VALERE __ Assurément, cela ne reçoit point de contradiction. Il est vrai que votre fille vous peut représenter que le mariage est une plus grande affaire qu'on ne peut croire ; qu'il y va d'être heureux ou malheureux toute sa vie, et qu'un engagement qui doit durer jusqu'à la mort ne se doit jamais faire qu'avec de grandes précautions.
HARPAGON __ Sans dot !
VALERE __ Vous avez raison. Voilà qui décide tout ; cela s'entend. Il y a des gens qui pourraient vous dire qu'en de telles occasions l'inclination d'une fille est une chose sans doute où l'on doit avoir de l'égard, et que cette grande inégalité d'âge, d'humeur et de sentiments, rend un mariage sujet à des accidents fâcheux.
HARPAGON __ Sans dot !
VALERE __ Ah ! il n'y a pas de réplique à cela, on le sait bien.

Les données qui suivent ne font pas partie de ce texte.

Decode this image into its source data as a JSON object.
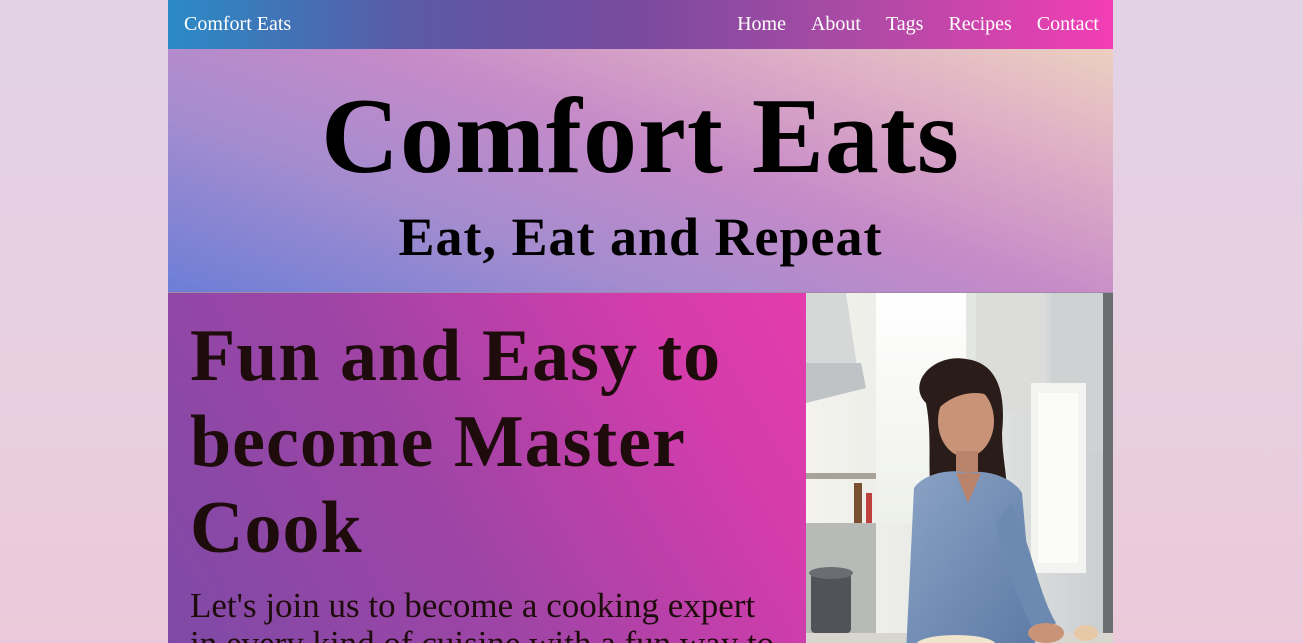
{
  "navbar": {
    "brand": "Comfort Eats",
    "links": [
      "Home",
      "About",
      "Tags",
      "Recipes",
      "Contact"
    ]
  },
  "hero": {
    "title": "Comfort Eats",
    "subtitle": "Eat, Eat and Repeat"
  },
  "feature": {
    "heading": "Fun and Easy to become Master Cook",
    "body": "Let's join us to become a cooking expert in every kind of cuisine with a fun way to"
  },
  "colors": {
    "nav_start": "#2a8bc6",
    "nav_end": "#f33db4",
    "feature_start": "#7e4aa6",
    "feature_end": "#e43cac",
    "heading_text": "#1e0c0c"
  }
}
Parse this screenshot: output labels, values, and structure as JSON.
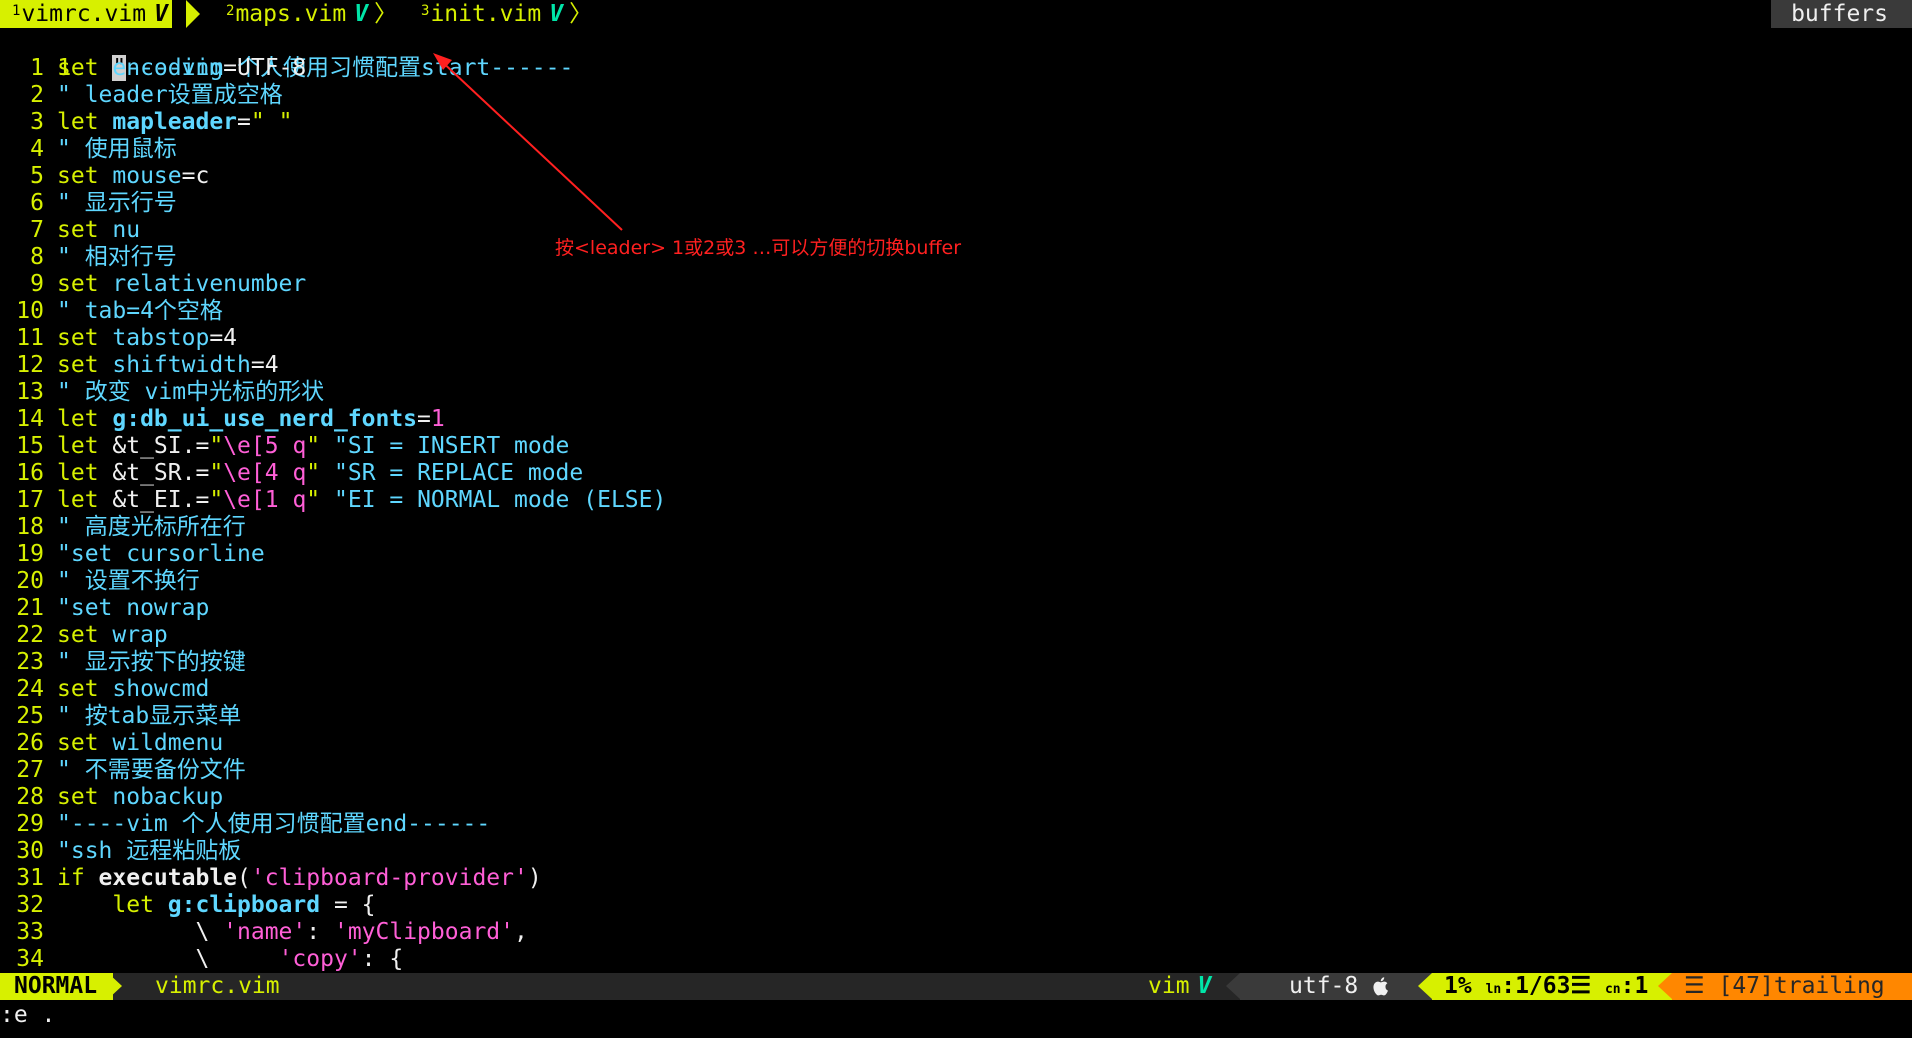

Qui diantre peut aller là-contre ? Ce n'est pas qu'il n'y ait quantité de pères qui aimeraient mieux ménager la satisfaction de leurs filles que l'argent qu'ils pourraient donner ; qui ne les voudraient point sacrifier à l'intérêt et chercheraient, plus que toute autre chose, à mettre dans un mariage cette douce conformité qui sans cesse y maintient l'honneur, la tranquillité et la joie, et que...
HARPAGON __ Sans dot !
VALERE __ Il est vrai. Cela ferme la bouche à tout. Sans dot ! Le moyen de résister à une raison comme celle-là !
HARPAGON, à part, regardant vers le jardin __ Ouais ! Il me semble que j'entends un chien qui aboie. N'est-ce point qu'on en voudrait à mon argent ? (A Valère.) Ne bougez, je reviens tout à l'heure.
ELISE __ Vous moquez-vous, Valère, de lui parler comme vous faites ?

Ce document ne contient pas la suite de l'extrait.